An Alaska Sea Party signature collector has been accused of submitting fraudulent signatures for its initiative to resurrect the state’s coastal management program, according to Lt. Gov. Mead Treadwell’s office.

Court records say Deborah A. Carroll, 39, is charged with felony counts of perjury, second-degree forgery of public records and falsifying business records by making a false entry. Carroll also faces misdemeanor counts of improper subscription to a petition and unsworn falsification.

A Monday statement from Treadwell's office says Carroll was hired by the Alaska Sea Party to collect signatures for its initiative petition, but the signatures in her petition booklet were considered suspicious by the party’s initiative committee.

“The committee did not submit the booklet to the Division of Elections with their petition application, but instead turned it in to the Department of Law,” the statement said.
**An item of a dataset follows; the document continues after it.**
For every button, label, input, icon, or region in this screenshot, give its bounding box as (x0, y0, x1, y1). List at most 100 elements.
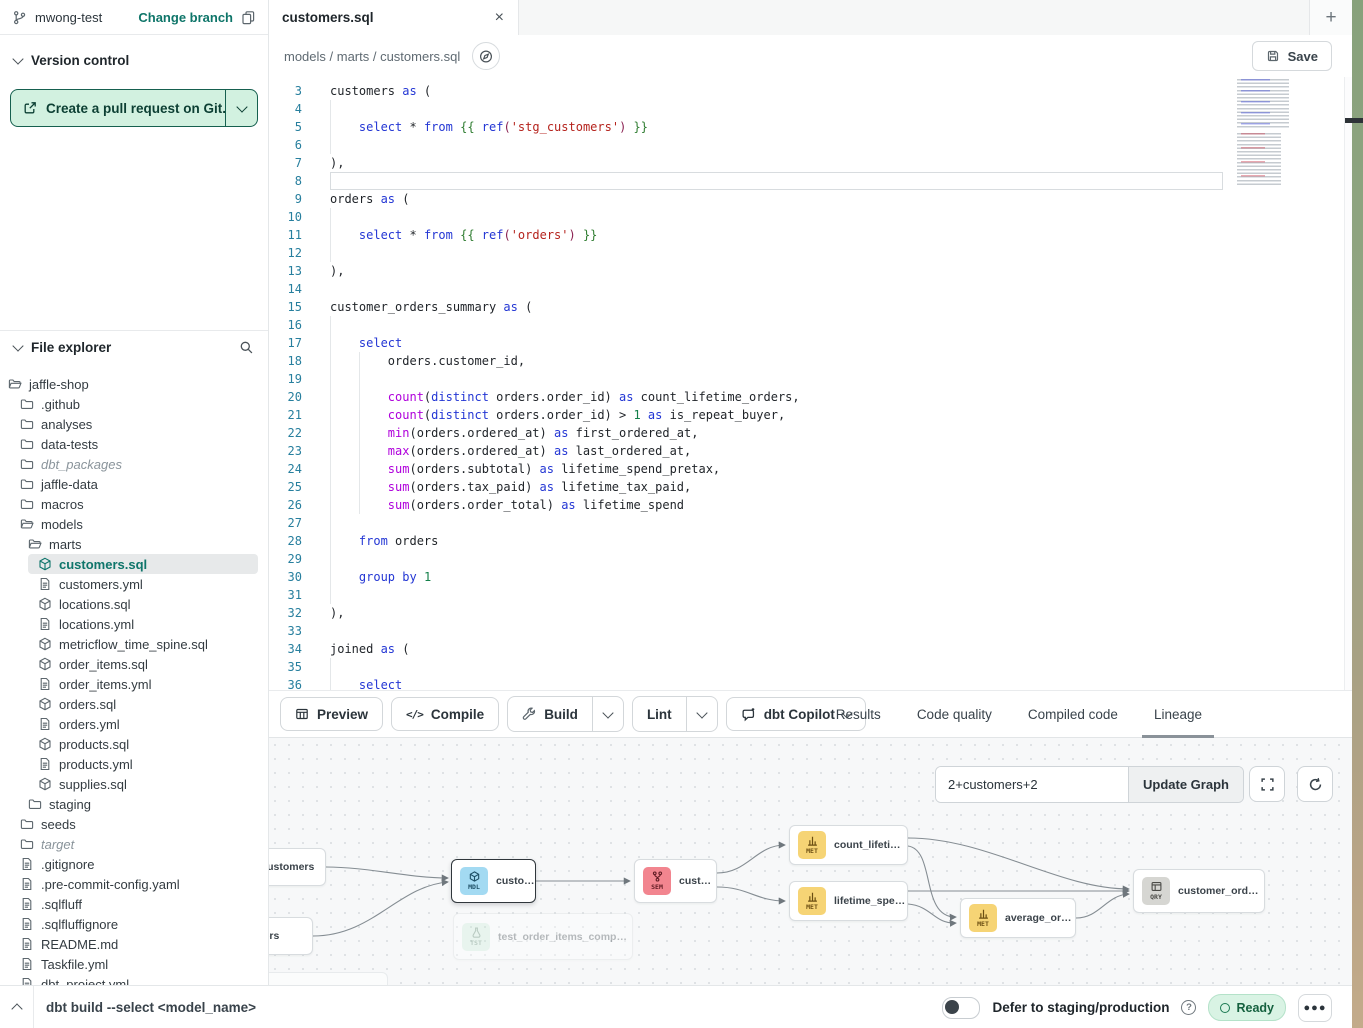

Carroll told police she took names out of the phone book and signed the petition booklet herself.

“I would like to thank Mayor Bruce Botelho for bringing this fraudulent activity to the attention of my office and the Department of Law,” Treadwell said. “My office, the Division of Elections and the Department of Law take election misconduct seriously. We believe in the full enforcement of election law.”

Alaska’s coastal management program lapsed and went defunct after the Legislature’s special session last year. Gov. Sean Parnell refused to call a second special session when the state House adjourned without approving an extension of the state’s opt-in to the federally funded program, which lets states put conditions on certain activities on federal lands and waters.

The Sea Party’s initiative application to resurrect the program was certified in December, with more than 33,000 signatures subsequently submitted. A computer at the state Division of Elections wasn’t initially able to verify more than 10,000 of those signatures, but a subsequent hand count confirmed that enough signatures were submitted to certify the initiative -- a fact unchanged by the charges against Carroll.

“The prosecution and discovered fraud does not affect the proper filing of the initiative petition,” the statement said. “Sufficient qualified signatures were submitted.”

Editor's note: This story has been edited to correct the attribution of a statement from Lt. Gov. Mead Treadwell's office.